水源林道、長峰
  1975(昭和50)年4月12、13日

このときは柳沢峠から水源林道を丸川峠へ歩いたあと、大菩薩嶺を越して介山荘に泊まり、翌日は長峰をくだって和田へでた。同行は望月達夫さんと山田哲郎さん。

水源林道は、その後何度も歩いているが、長峰はこれ以後歩いたことがない。1953年5月、59年8月の次の、これが3度目の長峰になるが、はかばかしい眺めもないし、たどって楽しい尾根ではないというのが、私の印象である。

牛ノ寝通りとの分れ(そこを米代という)にたつ道標から長峰を指す文字が消えて久しい今日、道も定かではないだろうし、歩く人はほとんどいないのではないだろうか。



上 水源林道から眺める黒川鶏冠山。
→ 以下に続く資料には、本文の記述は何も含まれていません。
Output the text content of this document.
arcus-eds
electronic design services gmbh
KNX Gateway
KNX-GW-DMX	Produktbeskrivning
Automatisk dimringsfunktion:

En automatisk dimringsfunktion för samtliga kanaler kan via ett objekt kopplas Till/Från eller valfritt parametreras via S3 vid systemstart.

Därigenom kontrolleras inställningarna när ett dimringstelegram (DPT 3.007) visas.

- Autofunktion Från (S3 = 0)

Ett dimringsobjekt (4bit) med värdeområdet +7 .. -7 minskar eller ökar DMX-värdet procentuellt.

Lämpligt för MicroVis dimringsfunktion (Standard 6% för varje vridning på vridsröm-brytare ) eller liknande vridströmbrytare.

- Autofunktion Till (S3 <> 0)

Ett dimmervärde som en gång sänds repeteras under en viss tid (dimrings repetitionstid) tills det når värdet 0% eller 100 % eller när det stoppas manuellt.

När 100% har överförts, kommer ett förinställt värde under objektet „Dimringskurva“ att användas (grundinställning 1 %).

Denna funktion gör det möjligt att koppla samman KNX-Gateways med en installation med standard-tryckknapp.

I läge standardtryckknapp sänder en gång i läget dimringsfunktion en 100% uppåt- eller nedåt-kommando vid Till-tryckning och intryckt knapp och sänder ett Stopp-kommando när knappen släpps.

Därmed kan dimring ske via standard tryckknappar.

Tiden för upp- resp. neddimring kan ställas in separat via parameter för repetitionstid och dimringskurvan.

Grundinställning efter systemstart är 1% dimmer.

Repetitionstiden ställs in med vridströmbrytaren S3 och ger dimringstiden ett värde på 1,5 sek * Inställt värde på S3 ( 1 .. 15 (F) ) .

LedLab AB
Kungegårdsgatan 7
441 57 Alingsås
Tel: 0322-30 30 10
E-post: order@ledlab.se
この頃は落葉松の植林が始まったばかりで眺めがよく効いた。北面には雪が残っていたが、大菩薩嶺を境に南面には雪はまったくなかった。人物は山田さん。

中 丸川峠の丸川荘。このときは、まだ淵井万吉さんの時代だったと思う。私は淵井さんが丸川荘を作った直後から親しくしていたが、やがて只木定吉さんに変った。その只木さんになってからも長いが、淵井さんは今も健在だろうか。なお、ある人がこの丸川荘を評して「まるでアパッチ砦、そのものだ」。

下 橋は「小金沢橋」と読める。とすると、長峰の尾根からくだりついてすぐの深城の集落だと思うが、葛野川上流にダムができて松姫湖とふかしろ湖が出現した今日、この辺りは一変してしまった。2008年の12月、私は長沢君の車で松姫峠からおりてきたとき、あまりの変りように仰天した覚えがある。ダムの工事とともに深城の集落もみな移転し、今は湖の水面に昔日の面影を偲ぶのみだ。